Mancini hatte keine Partitur für ein abstraktes Saxofon geschrieben. Er hatte eine Partitur für Plas Johnsons Saxofon geschrieben — für dessen schleichendes Vibrato, das wärmer als Bebop und lasziver als Swing war, für den Atemzug, den man bei jedem Einstieg hört und der das Tier in der Melodie ankündigt. Dann nahmen sie es auf. Zweimal. Den zweiten Take behielten sie.

Was folgte, war Weltberühmtheit — für einen animierten rosaroten Panther, für Blake Edwards, für Henry Mancini. Für Plas Johnson: der nächste Auftrag.

Das ist keine Klage. Es war das Geschäftsmodell. Session-Musiker wie Johnson arbeiteten in den Wrecking-Crew-Studios von Los Angeles nach einer einfachen Ökonomie: Sie verkauften die Leistung, nicht die Beteiligung. Im Gegenzug bekamen sie Verlässlichkeit — Arbeit, die kam, weil sie lieferten. Johnson spielte auf Frank Sinatras Aufnahmen, auf denen von Nat King Cole und Ella Fitzgerald, auf „Pet Sounds" der Beach Boys, auf dem Soundtrack zu „The Odd Couple", jahrelang in der Band der „Merv Griffin Show". Eine Karriere, die breiter war als die meisten Alben, auf denen sein Name stand.

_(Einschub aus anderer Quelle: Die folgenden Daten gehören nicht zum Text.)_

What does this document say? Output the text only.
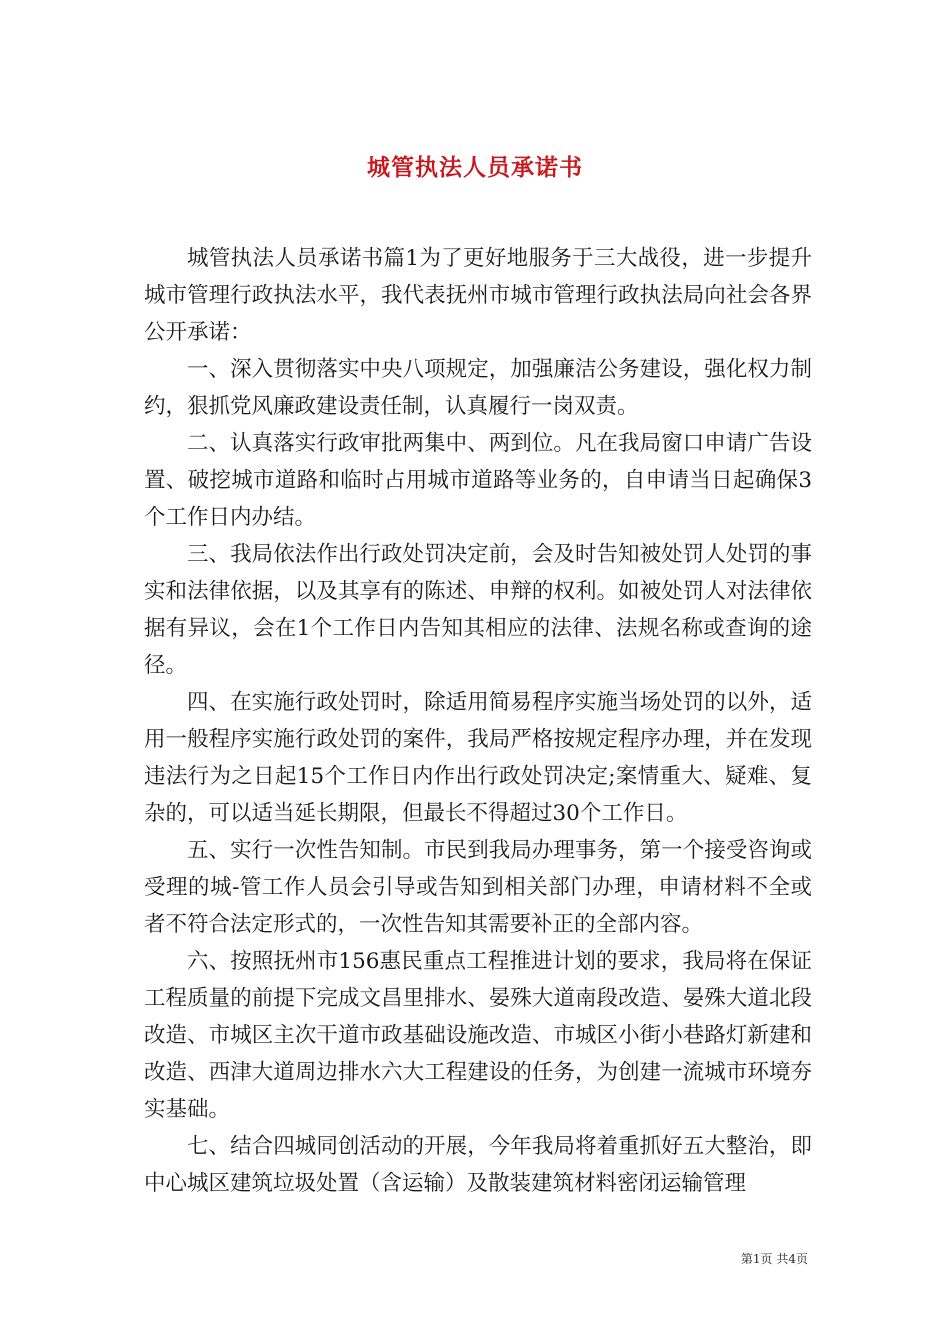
城管执法人员承诺书

城管执法人员承诺书篇1为了更好地服务于三大战役，进一步提升城市管理行政执法水平，我代表抚州市城市管理行政执法局向社会各界公开承诺：

一、深入贯彻落实中央八项规定，加强廉洁公务建设，强化权力制约，狠抓党风廉政建设责任制，认真履行一岗双责。

二、认真落实行政审批两集中、两到位。凡在我局窗口申请广告设置、破挖城市道路和临时占用城市道路等业务的，自申请当日起确保3个工作日内办结。

三、我局依法作出行政处罚决定前，会及时告知被处罚人处罚的事实和法律依据，以及其享有的陈述、申辩的权利。如被处罚人对法律依据有异议，会在1个工作日内告知其相应的法律、法规名称或查询的途径。

四、在实施行政处罚时，除适用简易程序实施当场处罚的以外，适用一般程序实施行政处罚的案件，我局严格按规定程序办理，并在发现违法行为之日起15个工作日内作出行政处罚决定;案情重大、疑难、复杂的，可以适当延长期限，但最长不得超过30个工作日。

五、实行一次性告知制。市民到我局办理事务，第一个接受咨询或受理的城-管工作人员会引导或告知到相关部门办理，申请材料不全或者不符合法定形式的，一次性告知其需要补正的全部内容。

六、按照抚州市156惠民重点工程推进计划的要求，我局将在保证工程质量的前提下完成文昌里排水、晏殊大道南段改造、晏殊大道北段改造、市城区主次干道市政基础设施改造、市城区小街小巷路灯新建和改造、西津大道周边排水六大工程建设的任务，为创建一流城市环境夯实基础。

七、结合四城同创活动的开展，今年我局将着重抓好五大整治，即中心城区建筑垃圾处置（含运输）及散装建筑材料密闭运输管理

第1页 共4页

Was man ihm schuldete, zahlte die Industrie pünktlich in Dollars. Den Rest schuldete sie ihm bis zuletzt.

Hier liegt das eigentliche Paradox — und es ist schärfer als eine bloße Ironie der Kulturindustrie. Mancini behandelte Johnson nicht als austauschbares Instrument, sondern als Kompositions-Material: Der Klang des Mannes war die Komposition. Ohne dieses spezifische Vibrato kein Schleichen, keine Zweideutigkeit, keine Katze. Und trotzdem trennte der Vertrag zwischen Handwerk und Urheberschaft so sauber, dass drei Grammys in die Welt gingen und kein einziger in seine Wohnung in Granada Hills.

Das war 1965 nicht illegal. Es war Usus.

Wer an dieser Stelle argumentiert, der Markt habe gerecht vergütet — Johnson war gefragt, er wurde gut bezahlt, er hätte Bedingungen aushandeln können —, hat nicht ganz Unrecht. Session-Musiker der Wrecking-Crew-Ära verdienten gut, gemessen an Durchschnitts-Lohn. Manche bauten Vermögen auf. Die Gegenposition trägt trotzdem Substanz: Wenn ein Komponist explizit den Klang eines Musikers als Material nutzt, wenn ohne diese Entscheidung das Werk ein anderes wäre, dann ist die Trennlinie zwischen Ausführung und Schöpfung nicht so glatt, wie der Standardvertrag sie zeichnet.

Johnsons Fall stellt die Frage nur besonders präzise — weil Mancini selbst sie beantwortet hat. Er habe Johnson im Kopf gehabt, als er schrieb. Das Thema sei für ihn geschrieben. Das ist Urheberschafts-Rhetorik, die sich im nächsten Atemzug verflüchtigt.

Heute klingt das „Pink Panther Theme" in Werbespots, Cartoons, Kinderprogrammen, Karaoke-Maschinen. Es ist eines jener Stücke, die man erkennt, bevor man weiß, dass man sie kennt — zwei Töne genügen, das Hirn vervollständigt den Rest. Dahinter sitzt Johnsons Ton, unveränderlich und unersetzbar. Die algorithmischen Klangteppiche der Gegenwart — synthetisierte Streicher, gesampelte Bläser, KI-generierte Filmuntermalungen — produzieren vieles, aber kein Äquivalent zu dem, was Johnson in zwei Takes hinterließ. Nicht weil das Werkzeug fehlt. Sondern weil das Werkzeug keine 94 Jahre Entscheidungen über Atemführung und Anschlagsdruck mitbringt.

Plas Johnson starb am 15. Juli 2026, sechs Tage vor seinem 95. Geburtstag. Er hatte alles gespielt, was man spielen kann, und dabei selten oben auf dem Cover gestanden.

Die Katze schleicht weiter. Der Mann, der sie erfunden hat, heißt Mancini.